I don't think the EDM world is going to be interested in this band at all. There's a specific timbre and sound palette to modern, like, bro-step or whatever that we can't do because we don't use computers. We use old-school hardware stuff. So I think we’re more in line with the dance stuff that's coming out of the UK like the new James Holden record or Todd Terje.

You came out of that early 2000s indie-rock scene, which was something of a reaction to 90s rave. So how did you get from there to here?

Well, the same week I bought that Guided By Voices record, I also bought Aphex Twin’s "Selected Ambient Works II" and an Orb record, which is not great but you know I've listened the shit out of it.

I hung out with a bunch of people who were into like whacked out UK rave stuff and they would give me tapes. And I was a child in the 80s, so cold synthesizer stuff just really speaks to me. So the electronic thing has always been a part of what I like to do.

I was surprised, given the reason for the Furs break-up, that "True" is the first song on the record given its “one true love” chorus.

A funny thing happened when I moved to LA. I got stuck there. I was intending to come back to Montreal, but then there was nothing for me. My apartment was gone, everything was gone. I was in the middle of working on the Divine Fits record and I just threw myself into that and I think I purged. I have no intention of like revisiting those [post-divorce] feelings, you know? I got it out all on the Fits record and starting this band was a totally joyful process.

I don't really subscribe to the idea that you make your best when you're tortured. I made it through the Fits record and I love the songs and I'm proud of those songs but there was a real joy in starting this band and writing these songs, it's really liberating. I've written enough songs about being sad.

Will ever hear Furs music again?

I did have like three quarters of the next Handsome Furs record programmed out with drums, keys and stuff written, but I scrapped it after I got divorced and my band broke up because it just, it just needed to be put to bed.

So one day in the box set....

I don't know. I think it's good to bury stuff. There was a Wolf Parade record between "Apologies to the Queen Mary" that we actually played live and then abandoned when we started to working on "At Mount Zoomer." There's bootleg of the songs floating around and elements of them made it into "Zoomer." But I think it's good to put stuff away.

The record feels poppy, was that an intentional direction, or was that just what came out of the process.?

That's just what came out. I really try hard not to edit myself. I know a lot of people who do that when they write. You start second guessing yourself and you're like, “Should I do a minor key there? Is this chorus too pop-y?” And that's the kiss of death, I think, for songwriting.

If there is a joy in doing it and it makes you happy then you have to do that. Once you start calculating things, you're screwed. People can hear that. They can figure it out. And if they don't figure it out on the first record, they'll definitely figure it out by the second one.
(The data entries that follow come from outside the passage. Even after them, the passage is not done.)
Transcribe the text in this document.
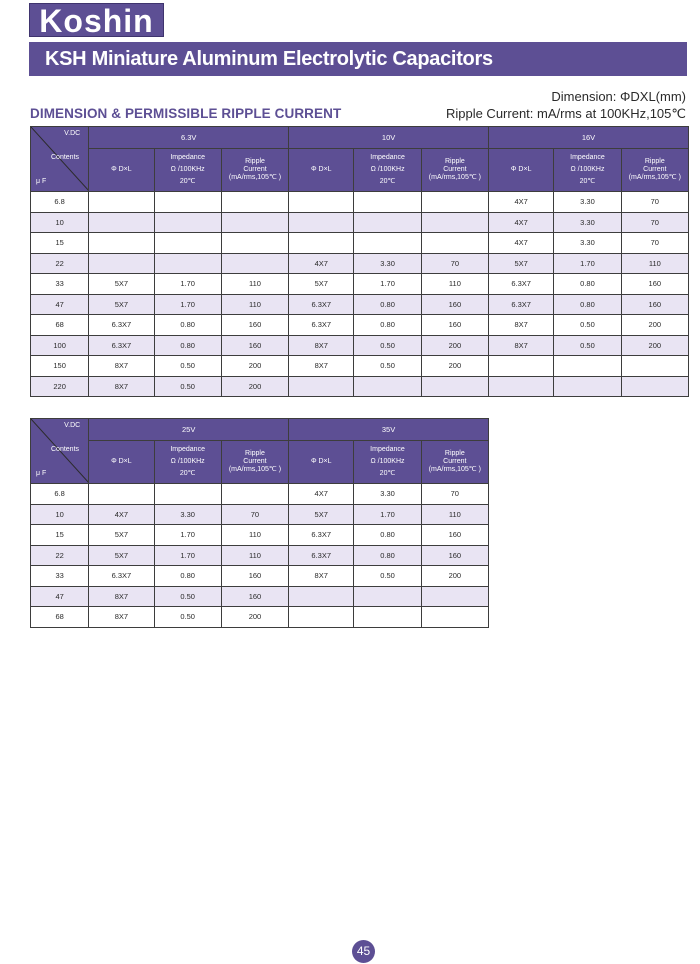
Koshin
KSH Miniature Aluminum Electrolytic Capacitors
DIMENSION & PERMISSIBLE RIPPLE CURRENT
Dimension: ΦDXL(mm)
Ripple Current: mA/rms at 100KHz,105℃
V.DC
Contents
μ F	6.3V			10V			16V		
	Φ D×L	Impedance
Ω /100KHz
20℃	Ripple
Current
(mA/rms,105℃ )	Φ D×L	Impedance
Ω /100KHz
20℃	Ripple
Current
(mA/rms,105℃ )	Φ D×L	Impedance
Ω /100KHz
20℃	Ripple
Current
(mA/rms,105℃ )

6.8							4X7	3.30	70
10							4X7	3.30	70
15							4X7	3.30	70
22				4X7	3.30	70	5X7	1.70	110
33	5X7	1.70	110	5X7	1.70	110	6.3X7	0.80	160
47	5X7	1.70	110	6.3X7	0.80	160	6.3X7	0.80	160
68	6.3X7	0.80	160	6.3X7	0.80	160	8X7	0.50	200
100	6.3X7	0.80	160	8X7	0.50	200	8X7	0.50	200
150	8X7	0.50	200	8X7	0.50	200			
220	8X7	0.50	200						
V.DC
Contents
μ F	25V			35V		
	Φ D×L	Impedance
Ω /100KHz
20℃	Ripple
Current
(mA/rms,105℃ )	Φ D×L	Impedance
Ω /100KHz
20℃	Ripple
Current
(mA/rms,105℃ )

6.8				4X7	3.30	70
10	4X7	3.30	70	5X7	1.70	110
15	5X7	1.70	110	6.3X7	0.80	160
22	5X7	1.70	110	6.3X7	0.80	160
33	6.3X7	0.80	160	8X7	0.50	200
47	8X7	0.50	160			
68	8X7	0.50	200			
45
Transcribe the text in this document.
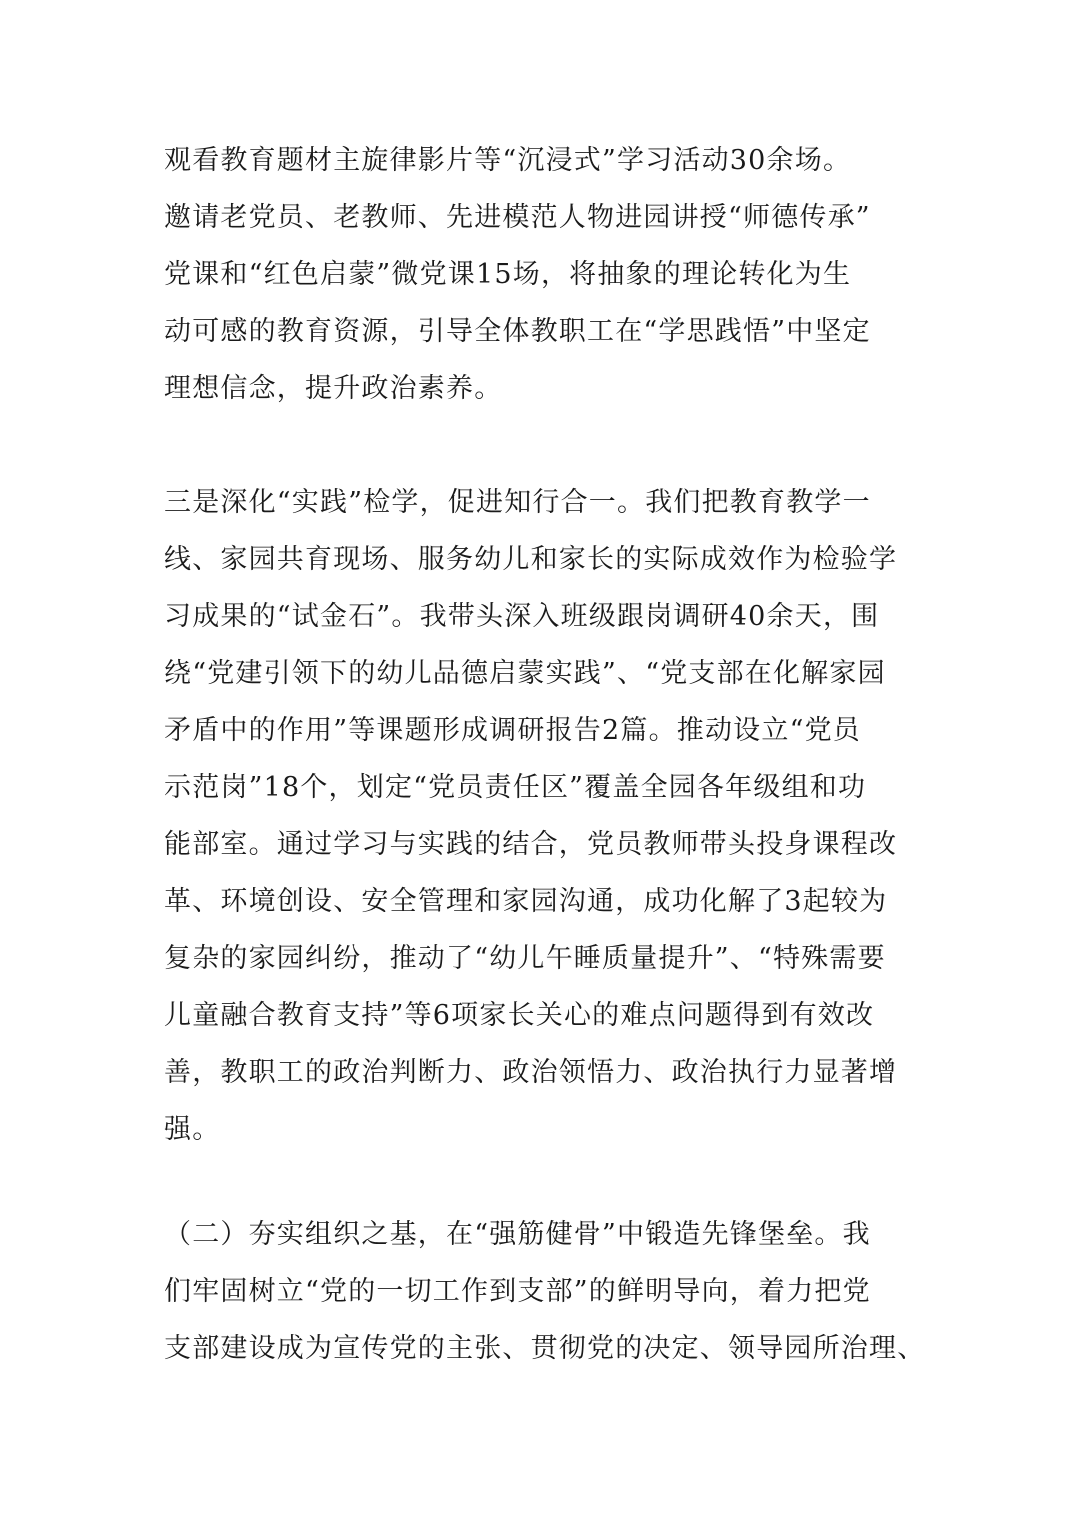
观看教育题材主旋律影片等“沉浸式”学习活动30余场。
邀请老党员、老教师、先进模范人物进园讲授“师德传承”
党课和“红色启蒙”微党课15场，将抽象的理论转化为生
动可感的教育资源，引导全体教职工在“学思践悟”中坚定
理想信念，提升政治素养。
三是深化“实践”检学，促进知行合一。我们把教育教学一
线、家园共育现场、服务幼儿和家长的实际成效作为检验学
习成果的“试金石”。我带头深入班级跟岗调研40余天，围
绕“党建引领下的幼儿品德启蒙实践”、“党支部在化解家园
矛盾中的作用”等课题形成调研报告2篇。推动设立“党员
示范岗”18个，划定“党员责任区”覆盖全园各年级组和功
能部室。通过学习与实践的结合，党员教师带头投身课程改
革、环境创设、安全管理和家园沟通，成功化解了3起较为
复杂的家园纠纷，推动了“幼儿午睡质量提升”、“特殊需要
儿童融合教育支持”等6项家长关心的难点问题得到有效改
善，教职工的政治判断力、政治领悟力、政治执行力显著增
强。
（二）夯实组织之基，在“强筋健骨”中锻造先锋堡垒。我
们牢固树立“党的一切工作到支部”的鲜明导向，着力把党
支部建设成为宣传党的主张、贯彻党的决定、领导园所治理、
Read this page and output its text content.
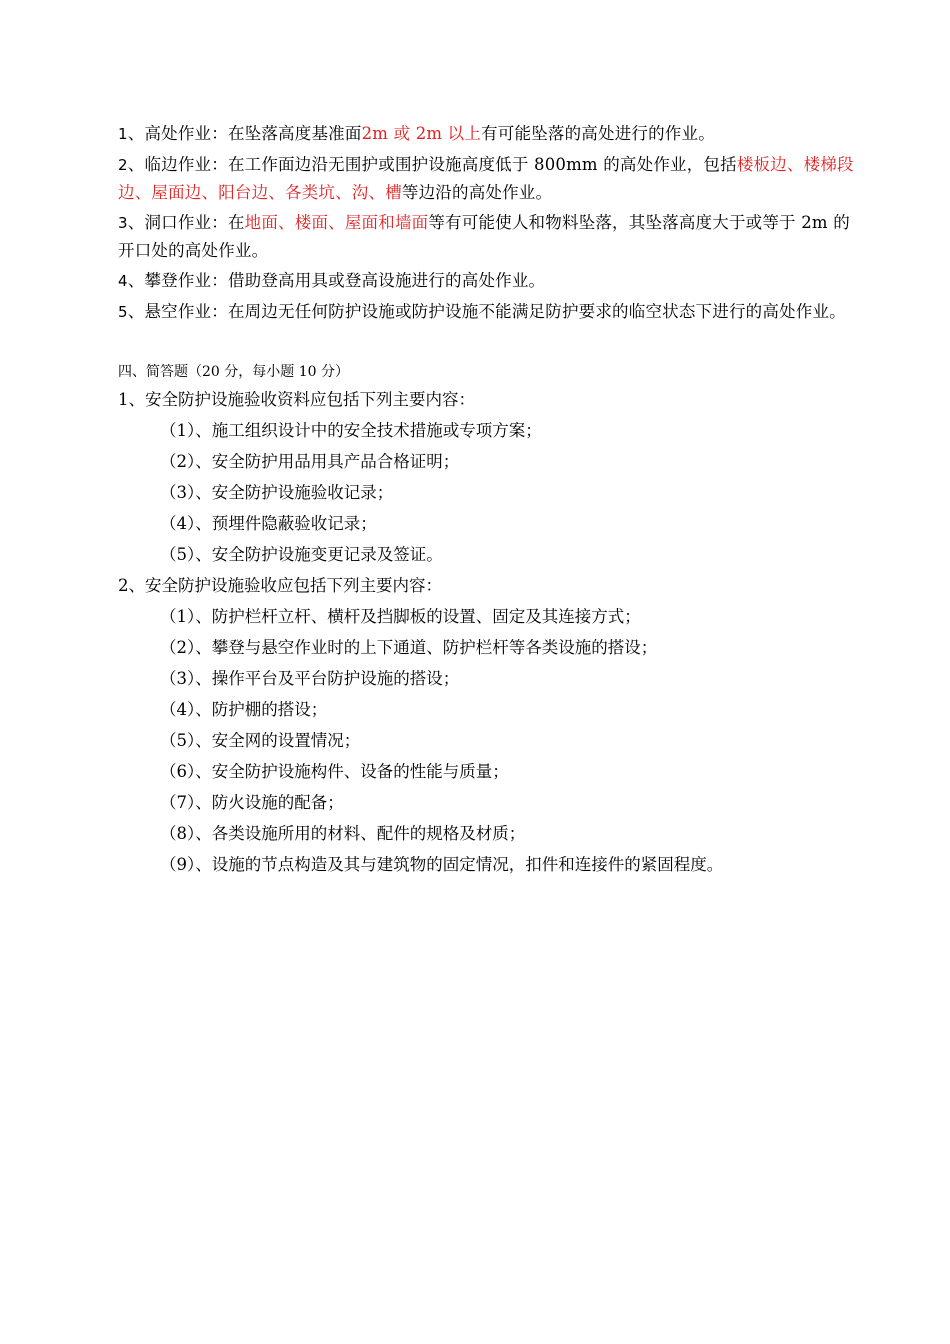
1、高处作业：在坠落高度基准面2m 或 2m 以上有可能坠落的高处进行的作业。

2、临边作业：在工作面边沿无围护或围护设施高度低于 800mm 的高处作业，包括楼板边、楼梯段边、屋面边、阳台边、各类坑、沟、槽等边沿的高处作业。

3、洞口作业：在地面、楼面、屋面和墙面等有可能使人和物料坠落，其坠落高度大于或等于 2m 的开口处的高处作业。

4、攀登作业：借助登高用具或登高设施进行的高处作业。

5、悬空作业：在周边无任何防护设施或防护设施不能满足防护要求的临空状态下进行的高处作业。

四、简答题（20 分，每小题 10 分）

1、安全防护设施验收资料应包括下列主要内容：

（1）、施工组织设计中的安全技术措施或专项方案；

（2）、安全防护用品用具产品合格证明；

（3）、安全防护设施验收记录；

（4）、预埋件隐蔽验收记录；

（5）、安全防护设施变更记录及签证。

2、安全防护设施验收应包括下列主要内容：

（1）、防护栏杆立杆、横杆及挡脚板的设置、固定及其连接方式；

（2）、攀登与悬空作业时的上下通道、防护栏杆等各类设施的搭设；

（3）、操作平台及平台防护设施的搭设；

（4）、防护棚的搭设；

（5）、安全网的设置情况；

（6）、安全防护设施构件、设备的性能与质量；

（7）、防火设施的配备；

（8）、各类设施所用的材料、配件的规格及材质；

（9）、设施的节点构造及其与建筑物的固定情况，扣件和连接件的紧固程度。
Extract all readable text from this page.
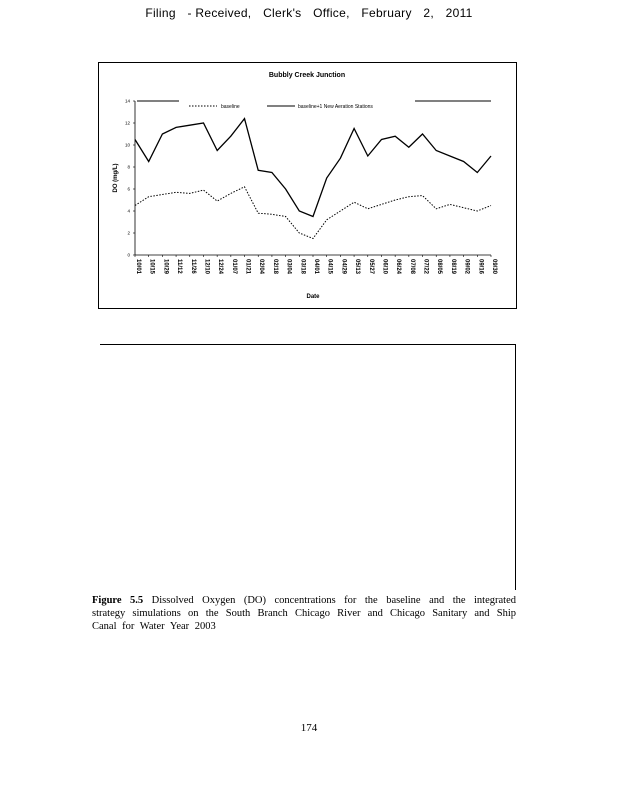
Filing - Received, Clerk's Office, February 2, 2011
Bubbly Creek Junction
baseline	baseline+1 New Aeration Stations
0
2
4
6
8
10
12
14
10/01 10/15 10/29 11/12 11/26 12/10 12/24 01/07 01/21 02/04 02/18 03/04 03/18 04/01 04/15 04/29 05/13 05/27 06/10 06/24 07/08 07/22 08/05 08/19 09/02 09/16 09/30
DO (mg/L)
Date
Figure 5.5 Dissolved Oxygen (DO) concentrations for the baseline and the integrated strategy simulations on the South Branch Chicago River and Chicago Sanitary and Ship Canal for Water Year 2003
174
Success is so unpredictable now. Future Islands, for instance, blew because a Letterman gig went viral.

This goes back to the thing that we're talking about about radio. It's all about accessibility. I remember turning down Letterman twice because of Wolf Parade. We came out of a scene that was rooted in Fugazi, and this sort of personal politics, and Letterman was untenable, you know? That stinks. It made absolutely no sense.

Because you grew up in the 90s, but those bands were selling millions of records.

Exactly, and they didn't have to worry about tour support because they were on majors, people were buying records and they were getting huge advances.

Not playing Letterman with Wolf Parade, the regret is that there are still kids living in towns where they're watching television. The idea that everybody is completely off what is considered mainstream media is wrong, I think that's a narrow view.

There's a difference between 'Internet-big' and IRL-big. It's an illusion. And then the idea that this [indie act] is cool and we're going to dump on all this stuff that's popular because it's not real art? Well, that stuff is actually popular. That is connecting with human beings, and what you're doing is connecting with a small group of people.